When it came to teaching good habits to our children, my spouse, Snip, and I believed in perseverance and repetition not retribution. We had only been a family for 6 months, having adopted Bryan and his older sister, Karla, from foster care. So, teaching Bryan fundamental tasks such as brushing his teeth, cleaning up the playroom and putting down the toilet seat were about making common-sense habits routine. And in all these lessons, our patience was rewarded.
The health and safety issues were pretty clear, too: Do it wrong and your first chance may be your last. The potential outcome was the consequence. Leveraging a time out against almost being run over by a car seemed to lower, not raise, the stakes of harm. These rules were non-negotiable. No riding your bike without a helmet. No driving in a car without wearing a seat belt. No running with scissors. Ever. Bryan never questioned these rules.

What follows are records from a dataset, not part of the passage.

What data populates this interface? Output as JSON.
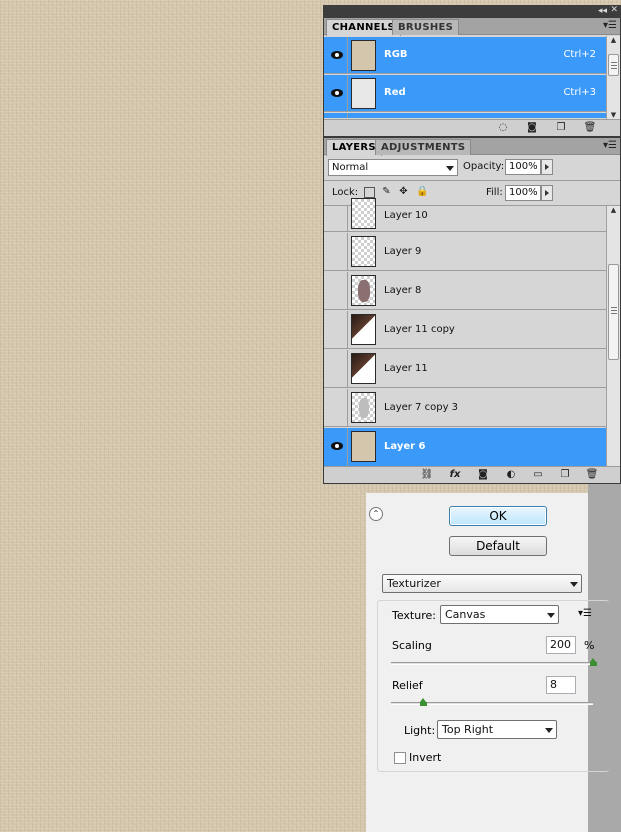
{
  "channels_panel": {
    "tabs": [
      "CHANNELS",
      "BRUSHES"
    ],
    "rows": [
      {
        "label": "RGB",
        "shortcut": "Ctrl+2"
      },
      {
        "label": "Red",
        "shortcut": "Ctrl+3"
      }
    ]
  },
  "layers_panel": {
    "tabs": [
      "LAYERS",
      "ADJUSTMENTS"
    ],
    "blend_mode": "Normal",
    "opacity_label": "Opacity:",
    "opacity_value": "100%",
    "lock_label": "Lock:",
    "fill_label": "Fill:",
    "fill_value": "100%",
    "layers": [
      {
        "name": "Layer 10",
        "visible": false,
        "selected": false
      },
      {
        "name": "Layer 9",
        "visible": false,
        "selected": false
      },
      {
        "name": "Layer 8",
        "visible": false,
        "selected": false
      },
      {
        "name": "Layer 11 copy",
        "visible": false,
        "selected": false
      },
      {
        "name": "Layer 11",
        "visible": false,
        "selected": false
      },
      {
        "name": "Layer 7 copy 3",
        "visible": false,
        "selected": false
      },
      {
        "name": "Layer 6",
        "visible": true,
        "selected": true
      }
    ]
  },
  "filter_dialog": {
    "ok_label": "OK",
    "default_label": "Default",
    "filter_name": "Texturizer",
    "texture_label": "Texture:",
    "texture_value": "Canvas",
    "scaling_label": "Scaling",
    "scaling_value": "200",
    "scaling_unit": "%",
    "scaling_fraction": 1.0,
    "relief_label": "Relief",
    "relief_value": "8",
    "relief_fraction": 0.16,
    "light_label": "Light:",
    "light_value": "Top Right",
    "invert_label": "Invert",
    "invert_checked": false
  },
  "colors": {
    "selection_blue": "#3a99f9",
    "panel_gray": "#d6d6d6",
    "canvas_tan": "#d4c6ad"
  }
}
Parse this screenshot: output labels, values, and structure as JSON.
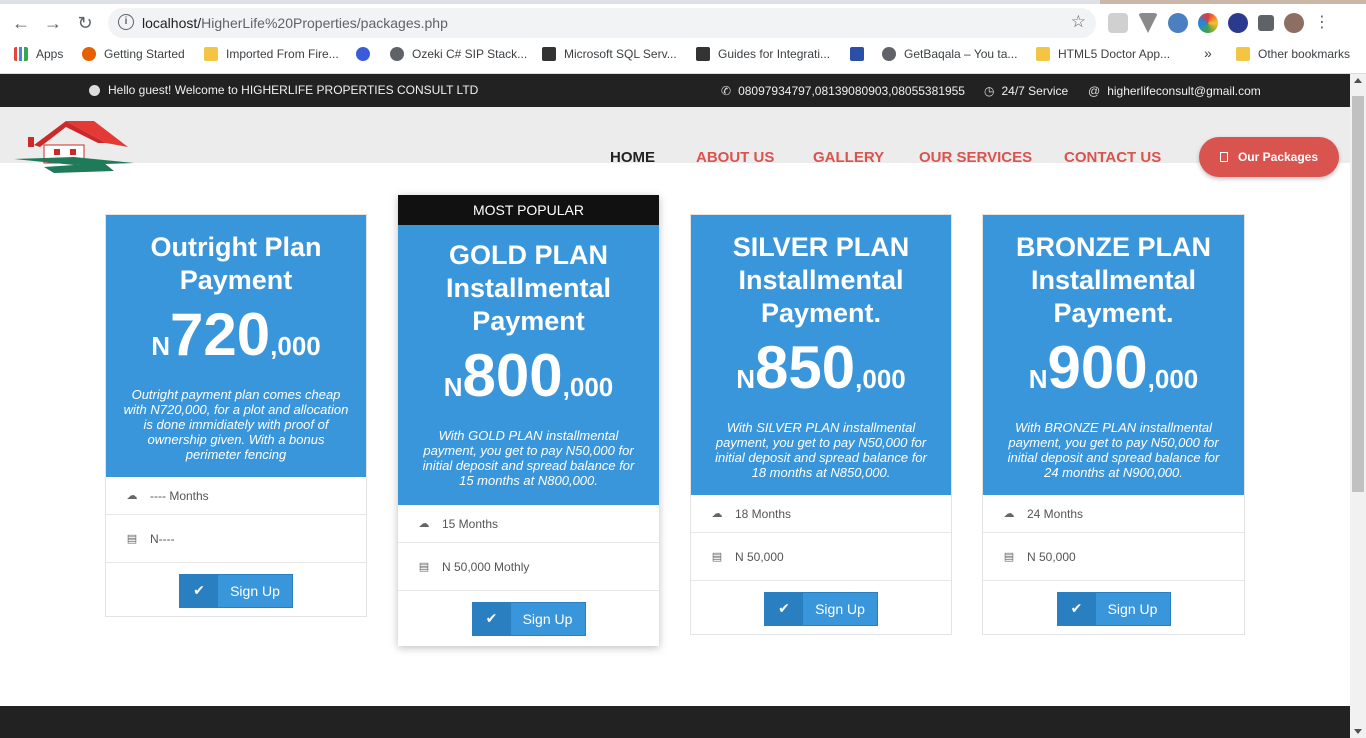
{
  "browser": {
    "url_host": "localhost/",
    "url_path": "HigherLife%20Properties/packages.php",
    "bookmarks": [
      {
        "label": "Apps",
        "color": "#4285f4"
      },
      {
        "label": "Getting Started",
        "color": "#e66000"
      },
      {
        "label": "Imported From Fire...",
        "color": "#f4c542"
      },
      {
        "label": "",
        "color": "#3b5bdb"
      },
      {
        "label": "Ozeki C# SIP Stack...",
        "color": "#5f6368"
      },
      {
        "label": "Microsoft SQL Serv...",
        "color": "#333333"
      },
      {
        "label": "Guides for Integrati...",
        "color": "#333333"
      },
      {
        "label": "",
        "color": "#2b4fa8"
      },
      {
        "label": "GetBaqala – You ta...",
        "color": "#5f6368"
      },
      {
        "label": "HTML5 Doctor App...",
        "color": "#f4c542"
      },
      {
        "label": "»",
        "color": ""
      },
      {
        "label": "Other bookmarks",
        "color": "#f4c542"
      }
    ]
  },
  "topbar": {
    "welcome": "Hello guest! Welcome to HIGHERLIFE PROPERTIES CONSULT LTD",
    "phones": "08097934797,08139080903,08055381955",
    "service": "24/7 Service",
    "email": "higherlifeconsult@gmail.com"
  },
  "nav": {
    "home": "HOME",
    "about": "ABOUT US",
    "gallery": "GALLERY",
    "services": "OUR SERVICES",
    "contact": "CONTACT US",
    "packages": "Our Packages"
  },
  "plans": [
    {
      "title_line1": "Outright Plan",
      "title_line2": "Payment",
      "currency": "N",
      "price_main": "720",
      "price_tail": ",000",
      "description": "Outright payment plan comes cheap with N720,000, for a plot and allocation is done immidiately with proof of ownership given. With a bonus perimeter fencing",
      "months": "---- Months",
      "amount": "N----",
      "signup": "Sign Up"
    },
    {
      "badge": "MOST POPULAR",
      "title_line1": "GOLD PLAN",
      "title_line2": "Installmental",
      "title_line3": "Payment",
      "currency": "N",
      "price_main": "800",
      "price_tail": ",000",
      "description": "With GOLD PLAN installmental payment, you get to pay N50,000 for initial deposit and spread balance for 15 months at N800,000.",
      "months": "15 Months",
      "amount": "N 50,000 Mothly",
      "signup": "Sign Up"
    },
    {
      "title_line1": "SILVER PLAN",
      "title_line2": "Installmental",
      "title_line3": "Payment.",
      "currency": "N",
      "price_main": "850",
      "price_tail": ",000",
      "description": "With SILVER PLAN installmental payment, you get to pay N50,000 for initial deposit and spread balance for 18 months at N850,000.",
      "months": "18 Months",
      "amount": "N 50,000",
      "signup": "Sign Up"
    },
    {
      "title_line1": "BRONZE PLAN",
      "title_line2": "Installmental",
      "title_line3": "Payment.",
      "currency": "N",
      "price_main": "900",
      "price_tail": ",000",
      "description": "With BRONZE PLAN installmental payment, you get to pay N50,000 for initial deposit and spread balance for 24 months at N900,000.",
      "months": "24 Months",
      "amount": "N 50,000",
      "signup": "Sign Up"
    }
  ],
  "colors": {
    "plan_blue": "#3a96db",
    "accent_red": "#d9534f",
    "topbar_dark": "#222222"
  }
}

But the self-regulation rules that governed impulse control and a sense of personal responsibility were taking him longer to master. Bedtime occupied that twilight zone of culpability versus accountability. Since he needed his sleep in order to be attentive in school, the question wasn’t if there should be consequences for his bedtime behavior, but when. And how many chances were too many chances? Being patient and forgiving seemed too soft while the non-negotiable rules seemed like overkill.
“Establishing and maintaining boundaries for a young child is one of parents’ biggest challenges,” says Dr. Abbie Goldberg, Associate Professor of Psychology, Clark University. “But the child’s biggest challenge is accepting and even pushing back against those limits as they grow their own sense of self.”
“Trust me, you’ll lose more sleep about it than they will,” notes Goldberg.
Exasperated by his persistent bedtime antics, I had marched into Bryan’s room and demanded Osito with whom he was having a fairly animated conversation. He quietly cried himself to sleep. Great, I thought archly, something that finally works.
Later that night, when I checked on him before going to bed myself, Bryan stirred awake.”Hey, bud,” I said tucking Osito under one of his arms, “sorry that I used my big voice tonight.”
“That’s OK, Mama,” he answered sleepily. “I’ll give you another chance.”